Why inflation may be worse than you think it is

https://www.npr.org/sections/money/2021/10/26/1048892388/meet-skimpflation-a-reason-inflation-is-worse-than-the-government-says-it-is?
"And I was on the New Jersey Turnpike, and I went through rest stops. And I noticed little things that were off," Cole says. Stores had spotty hours. Napkin, utensil and condiment dispensers were empty. Fast-food restaurants weren't fast. He could see Help Wanted signs everywhere. "The rest stops were struggling to keep up the same level of service that they had before."
On his way back from Vermont, he stayed at a hotel in Poughkeepsie, N.Y. The morning after his stay, he woke up to a "sad and pitiful" breakfast that consisted of a plastic-wrapped, mass-produced pastry, prepackaged Raisin Bran and lukewarm milk. The hotel was now skimping on its hot-breakfast buffet as well as maid service for guests who stayed for more than one night. This, Cole realized, was happening across the entire economy — and he began to think the government wasn't fully capturing the decline of quality in official statistics.
Cole was formerly a senior economist at the Joint Economic Committee of the U.S. Congress, where he used to advise Sen. Mike Lee, R-Utah, and write official economic reports. These days he's a writer at Full Stack Economics. For most of his economics career, he says, he had believed that official government statistics actually made inflation seem worse than it really was. He had thought they didn't fully capture improvements in the quality of products and services when quantifying changes in prices.
For example, a couple of decades ago, you had to fork over a lot of money to buy physical albums if you were a music lover. Now you can use Spotify and listen to basically every album ever recorded in history for free or a low monthly fee. Some products, like electric skateboards, didn't even exist in the recent past. The government tries to capture such innovations and product improvements with a process called "hedonic quality adjustment."

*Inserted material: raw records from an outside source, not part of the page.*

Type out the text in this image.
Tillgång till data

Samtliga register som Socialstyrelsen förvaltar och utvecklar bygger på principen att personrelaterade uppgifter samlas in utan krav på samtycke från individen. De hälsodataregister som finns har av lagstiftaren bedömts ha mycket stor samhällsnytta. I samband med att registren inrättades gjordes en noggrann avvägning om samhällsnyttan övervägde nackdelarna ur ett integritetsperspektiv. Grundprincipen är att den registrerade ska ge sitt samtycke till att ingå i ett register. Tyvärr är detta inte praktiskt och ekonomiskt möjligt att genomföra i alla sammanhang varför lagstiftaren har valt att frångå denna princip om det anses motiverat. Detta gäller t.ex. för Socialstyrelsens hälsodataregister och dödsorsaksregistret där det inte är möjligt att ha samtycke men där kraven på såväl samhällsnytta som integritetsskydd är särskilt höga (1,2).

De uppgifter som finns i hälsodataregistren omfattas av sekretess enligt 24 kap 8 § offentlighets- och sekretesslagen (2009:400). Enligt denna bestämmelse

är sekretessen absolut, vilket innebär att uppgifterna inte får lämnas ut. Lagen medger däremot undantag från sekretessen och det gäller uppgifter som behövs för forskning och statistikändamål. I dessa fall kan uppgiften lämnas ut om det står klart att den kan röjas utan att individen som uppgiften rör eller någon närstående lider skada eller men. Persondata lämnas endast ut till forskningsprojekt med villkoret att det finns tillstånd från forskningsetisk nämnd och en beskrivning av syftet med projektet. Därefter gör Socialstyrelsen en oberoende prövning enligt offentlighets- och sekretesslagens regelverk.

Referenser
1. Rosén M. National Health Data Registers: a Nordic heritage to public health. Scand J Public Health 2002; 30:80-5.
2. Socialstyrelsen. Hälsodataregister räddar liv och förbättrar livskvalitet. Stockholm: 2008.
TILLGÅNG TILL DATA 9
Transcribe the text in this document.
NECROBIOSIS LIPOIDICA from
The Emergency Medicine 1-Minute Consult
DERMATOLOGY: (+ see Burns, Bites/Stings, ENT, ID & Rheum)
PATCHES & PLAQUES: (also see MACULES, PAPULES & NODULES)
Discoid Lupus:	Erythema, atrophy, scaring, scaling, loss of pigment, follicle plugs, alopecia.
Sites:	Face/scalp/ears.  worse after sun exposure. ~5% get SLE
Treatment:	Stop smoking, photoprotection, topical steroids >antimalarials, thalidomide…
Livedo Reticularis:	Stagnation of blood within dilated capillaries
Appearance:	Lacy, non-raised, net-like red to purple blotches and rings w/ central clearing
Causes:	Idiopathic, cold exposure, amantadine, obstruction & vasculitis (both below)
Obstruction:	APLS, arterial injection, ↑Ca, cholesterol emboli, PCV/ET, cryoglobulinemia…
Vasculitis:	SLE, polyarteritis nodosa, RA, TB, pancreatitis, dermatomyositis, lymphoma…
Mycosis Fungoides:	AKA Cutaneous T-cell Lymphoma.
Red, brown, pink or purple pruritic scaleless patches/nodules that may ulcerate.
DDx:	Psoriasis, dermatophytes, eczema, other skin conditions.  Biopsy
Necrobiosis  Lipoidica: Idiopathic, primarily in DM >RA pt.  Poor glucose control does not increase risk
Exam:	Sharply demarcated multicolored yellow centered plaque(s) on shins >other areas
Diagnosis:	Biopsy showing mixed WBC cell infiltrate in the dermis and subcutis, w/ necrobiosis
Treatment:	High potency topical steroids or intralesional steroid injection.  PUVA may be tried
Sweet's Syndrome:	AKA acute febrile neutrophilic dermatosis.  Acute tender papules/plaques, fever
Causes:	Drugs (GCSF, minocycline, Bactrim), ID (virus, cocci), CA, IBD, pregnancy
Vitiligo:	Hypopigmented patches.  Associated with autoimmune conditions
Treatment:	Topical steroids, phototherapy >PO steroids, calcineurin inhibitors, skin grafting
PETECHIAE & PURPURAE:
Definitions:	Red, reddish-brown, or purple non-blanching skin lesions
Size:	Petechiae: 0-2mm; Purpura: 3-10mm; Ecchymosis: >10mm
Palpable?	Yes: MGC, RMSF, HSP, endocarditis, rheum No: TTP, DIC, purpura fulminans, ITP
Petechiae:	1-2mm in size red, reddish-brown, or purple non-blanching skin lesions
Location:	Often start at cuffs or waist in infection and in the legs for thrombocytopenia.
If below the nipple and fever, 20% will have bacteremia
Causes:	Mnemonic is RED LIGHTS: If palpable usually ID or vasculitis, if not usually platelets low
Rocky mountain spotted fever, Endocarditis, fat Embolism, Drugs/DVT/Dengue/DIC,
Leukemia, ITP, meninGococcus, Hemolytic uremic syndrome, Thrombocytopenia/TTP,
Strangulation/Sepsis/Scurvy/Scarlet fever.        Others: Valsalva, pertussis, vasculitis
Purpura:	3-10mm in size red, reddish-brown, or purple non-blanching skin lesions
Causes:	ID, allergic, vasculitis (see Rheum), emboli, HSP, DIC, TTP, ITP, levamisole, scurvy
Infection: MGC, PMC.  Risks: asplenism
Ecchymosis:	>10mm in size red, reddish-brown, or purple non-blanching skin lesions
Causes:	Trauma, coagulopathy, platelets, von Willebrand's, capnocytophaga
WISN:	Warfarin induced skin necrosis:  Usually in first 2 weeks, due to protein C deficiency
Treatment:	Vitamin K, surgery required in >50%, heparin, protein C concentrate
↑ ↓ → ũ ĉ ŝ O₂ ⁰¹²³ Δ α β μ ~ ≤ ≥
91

But Cole believed that the government, while accounting for quality improvements, still failed to capture how much better products and services were getting. He didn't believe it was some sort of Illuminati conspiracy of Satan-worshipping pedophiles juicing the statistics. It's just super-hard to systematically account for changes in quality when measuring changes in prices. How do you gauge the priceless improvements to our lives brought about by things like Google's search algorithm, the Onewheel electric skateboard or baguette slippers?
Mismeasuring inflation has important implications. For example, it's common to hear people argue that the real, or inflation-adjusted, wage of the typical American worker has stagnated in recent decades. But if the government has been overstating inflation in its statistics, this means American workers' paychecks actually go further and living standards have gotten better than official statistics say.